For as long as I can remember, I’ve been obsessed by human nature. Every nuance, every gesture, every slight pause and hesitation with a dropped tone and a stuttered intonation masking a specific choice of words that tells me what you really meant to say. I watch body language, micro-gestures, true reactions versus staged ones.
As you can guess, I’m a nightmare to be married to 🙂
But sometimes the biggest tell, the greatest cry echoing out of the broken mystery of the human soul, is the lack of something.

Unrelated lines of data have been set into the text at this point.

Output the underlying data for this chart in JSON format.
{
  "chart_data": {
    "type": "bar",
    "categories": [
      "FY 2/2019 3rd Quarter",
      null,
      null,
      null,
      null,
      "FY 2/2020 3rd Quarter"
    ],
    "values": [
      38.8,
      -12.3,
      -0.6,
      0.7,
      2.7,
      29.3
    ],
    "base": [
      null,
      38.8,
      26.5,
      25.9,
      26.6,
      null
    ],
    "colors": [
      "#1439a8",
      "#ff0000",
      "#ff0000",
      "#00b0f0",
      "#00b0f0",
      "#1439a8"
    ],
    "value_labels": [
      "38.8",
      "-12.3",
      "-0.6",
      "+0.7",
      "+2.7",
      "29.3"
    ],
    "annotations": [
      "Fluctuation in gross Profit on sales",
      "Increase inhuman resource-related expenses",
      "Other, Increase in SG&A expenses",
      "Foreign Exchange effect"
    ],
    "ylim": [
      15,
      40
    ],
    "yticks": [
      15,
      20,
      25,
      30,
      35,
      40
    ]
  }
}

The reaction that should have been there, but never was, or the words that should have been shouted from the rooftops that were instead choked off in a moment of fear and frustration. What you do tells me what you feel safe doing, but what you don’t tells me what you are afraid of.
And some of us, me included, seem to be most afraid of the win.
I think it’s because we’ve tasted defeat before. Maybe you haven’t, at which point you have my admiration and (sadly) a small measure of jealousy. We all know what defeat can do, how it hurts and burns and gnaws at our soul.
We’ve been there, done that, got the t-shirt. You know in your soul that you can survive most of the defeats coming in your life.
But we’re afraid of what success can do to us.
For me, I’m worried about what parts of my soul, my insecurities and inadequacies, will raise their ugly heads when things start to go right in a really big way. I say ‘when’ because I believe the words we use define and direct the universe, so I’m careful of the words I write and speak.
I don’t believe that success changes you, I think it just allows those parts of you that you’ve kept controlled to break loose and find their way into the sunlight.
And some of those don’t look too pretty in the light of dawn.
So when things start to go right, I think we feel a little of that trepidation swirling around inside of our heads. I’ve written before that our light creates our shadow, and the brightest lights cut the darkest shadows in the room. If you’re in any aware of who you are, you’ve got a pretty good idea of what your shadows look like.
So you watch yourself, while watching everybody else.
But the funny thing about success, if you use it the right way, is that it also allows the better parts of your soul, the ones that give you hope and wonder, to shine forth as well.
For every negative side, there is always a positive that can be discovered, polished, lifted up and shared with the world in a tribute of generosity, kindness and love.
The choice of which side of our nature gets to rule is one we can make moment by moment.
It is rarely the content of our soul that defines us in the long run, rather it’s the choices that we made along the road of life that leave our mark on the lives that we touch.
So today, choose success, and choose kindness, and let both of them bring you joy.